I vow to speak clearer and more honestly and realize it is not the fault of the other for a misunderstanding but my responsibility to be clearer, choose my words better, keep trying to unpack my thoughts and not give up. It’s the other’s responsibility to listen and desire to communicate.

Many years ago, in my 20’s I decided that the only way to have peace in the world would be to find it within myself first. When I thought about peace, I focused on my heart. That’s a task to take on. It’s taken me 40 years to know a little about what “heart” is.

Heart has no words, it is feeling, a knowing (but not so much a knowing with the mind, the mind is secondary, turning feeling into words), it is having a sense of movement, action. Heart is often a feeling of being compelled, without mind interfering with the logistics. Heart is common, it’s connection, it is the great web of life.

So, when I think now of heart, I imagine the world wide web of connection between all beings, including people. What I mean is: Everything in the world is connected by heart, the energy of emotion, the energy of life. In ancient Chinese medicine, the Laws of Nature speak well and thoroughly about this emotional connection. I feel it is still, after many thousands of years, viable as a template for deeply understanding the emotional connection between the elements of nature, plants, animals, weather, and humans. This template is wisdom for our times.

I am going to suggest that when one jumps to a conclusion, it becomes wrapped in doubt and misunderstanding, which leads to negative emotions. A stalemate can occur and a thwarting of connection ensues. The heart gets cut out of the equation and the web of life gets broken. Strife and conflict can be a result of the concretization of one’s actions in the mind of another. Fear overrides the ability to communicate and communication is stifled. Disconnect hurts the heart.

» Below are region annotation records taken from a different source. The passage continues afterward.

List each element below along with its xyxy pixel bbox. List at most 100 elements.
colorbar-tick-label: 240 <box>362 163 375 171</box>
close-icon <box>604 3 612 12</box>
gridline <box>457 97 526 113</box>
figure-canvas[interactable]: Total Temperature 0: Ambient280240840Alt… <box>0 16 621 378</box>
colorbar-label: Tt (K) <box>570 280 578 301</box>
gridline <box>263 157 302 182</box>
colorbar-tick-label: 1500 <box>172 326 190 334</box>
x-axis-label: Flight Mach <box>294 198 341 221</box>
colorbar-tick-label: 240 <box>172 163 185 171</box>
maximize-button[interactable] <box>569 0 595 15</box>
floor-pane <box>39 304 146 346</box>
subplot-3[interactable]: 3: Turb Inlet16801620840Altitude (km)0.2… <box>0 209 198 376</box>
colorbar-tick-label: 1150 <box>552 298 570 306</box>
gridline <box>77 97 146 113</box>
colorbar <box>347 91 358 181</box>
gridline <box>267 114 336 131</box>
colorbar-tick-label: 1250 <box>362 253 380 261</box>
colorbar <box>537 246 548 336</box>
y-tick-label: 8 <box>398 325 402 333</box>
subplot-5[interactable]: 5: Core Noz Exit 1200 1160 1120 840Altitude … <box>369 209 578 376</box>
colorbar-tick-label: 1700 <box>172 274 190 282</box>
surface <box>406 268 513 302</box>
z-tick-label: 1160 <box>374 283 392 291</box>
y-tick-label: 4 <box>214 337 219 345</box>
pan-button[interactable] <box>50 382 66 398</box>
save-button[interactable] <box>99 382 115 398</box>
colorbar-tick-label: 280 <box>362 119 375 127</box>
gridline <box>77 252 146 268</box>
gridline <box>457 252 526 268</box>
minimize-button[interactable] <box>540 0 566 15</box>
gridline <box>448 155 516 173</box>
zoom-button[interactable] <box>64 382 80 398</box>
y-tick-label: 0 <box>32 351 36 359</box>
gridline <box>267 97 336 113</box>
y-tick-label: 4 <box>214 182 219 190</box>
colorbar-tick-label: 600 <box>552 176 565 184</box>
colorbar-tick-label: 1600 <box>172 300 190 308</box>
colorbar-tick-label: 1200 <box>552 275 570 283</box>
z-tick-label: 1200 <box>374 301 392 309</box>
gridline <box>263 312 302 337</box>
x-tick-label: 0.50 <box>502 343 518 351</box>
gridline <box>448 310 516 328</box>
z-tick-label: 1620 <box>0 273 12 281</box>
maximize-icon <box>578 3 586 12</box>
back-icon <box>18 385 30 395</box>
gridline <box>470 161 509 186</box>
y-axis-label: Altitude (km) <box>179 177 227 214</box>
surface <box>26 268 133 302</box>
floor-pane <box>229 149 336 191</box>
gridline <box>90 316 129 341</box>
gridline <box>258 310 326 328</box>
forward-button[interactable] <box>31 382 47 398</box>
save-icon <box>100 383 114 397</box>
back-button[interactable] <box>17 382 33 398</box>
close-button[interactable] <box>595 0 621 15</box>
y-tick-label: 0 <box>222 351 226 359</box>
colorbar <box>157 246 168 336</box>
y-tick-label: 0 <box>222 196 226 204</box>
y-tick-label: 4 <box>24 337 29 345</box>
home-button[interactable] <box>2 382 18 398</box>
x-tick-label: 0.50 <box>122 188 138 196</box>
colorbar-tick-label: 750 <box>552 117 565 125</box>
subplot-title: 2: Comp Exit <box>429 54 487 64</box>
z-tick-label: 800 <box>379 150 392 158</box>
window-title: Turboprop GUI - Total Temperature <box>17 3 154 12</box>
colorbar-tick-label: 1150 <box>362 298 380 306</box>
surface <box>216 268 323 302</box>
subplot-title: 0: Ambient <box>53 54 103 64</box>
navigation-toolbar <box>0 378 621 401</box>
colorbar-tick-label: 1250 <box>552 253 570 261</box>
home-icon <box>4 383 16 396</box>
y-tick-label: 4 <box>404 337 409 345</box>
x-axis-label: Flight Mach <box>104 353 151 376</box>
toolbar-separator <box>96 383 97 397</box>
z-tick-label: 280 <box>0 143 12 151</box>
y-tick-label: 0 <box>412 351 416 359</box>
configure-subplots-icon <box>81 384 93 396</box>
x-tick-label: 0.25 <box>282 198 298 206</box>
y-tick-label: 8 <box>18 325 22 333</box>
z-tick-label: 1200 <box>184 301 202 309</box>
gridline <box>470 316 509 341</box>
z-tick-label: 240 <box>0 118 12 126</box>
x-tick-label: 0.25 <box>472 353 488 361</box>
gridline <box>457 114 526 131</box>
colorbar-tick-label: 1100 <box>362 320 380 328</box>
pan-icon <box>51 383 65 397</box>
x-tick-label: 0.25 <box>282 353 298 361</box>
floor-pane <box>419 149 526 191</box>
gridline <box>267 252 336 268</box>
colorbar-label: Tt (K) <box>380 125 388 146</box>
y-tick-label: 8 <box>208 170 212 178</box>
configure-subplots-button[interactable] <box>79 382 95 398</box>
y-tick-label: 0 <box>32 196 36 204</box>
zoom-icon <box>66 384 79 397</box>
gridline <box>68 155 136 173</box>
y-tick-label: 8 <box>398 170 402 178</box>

As humans, a simple antidote to chaos, confusion, strife, bitterness, resignation, and disconnect could be to inquire. Ask a simple question. Agree to not hold the other in a concretized conclusion, but look for one percent of agreement or commonality. Start there. See how connection grows back to a natural state of common heart.

Today is International Day of Peace. Can we not make assumptions but open up to imagine that the Other is Another of Myself? A great word in the Mayan language, of which dialect I do not know, “In La’Kesh” speaks to this act of seeing yourself in another and vice versa. This could bring Peace to our world if everyone did this.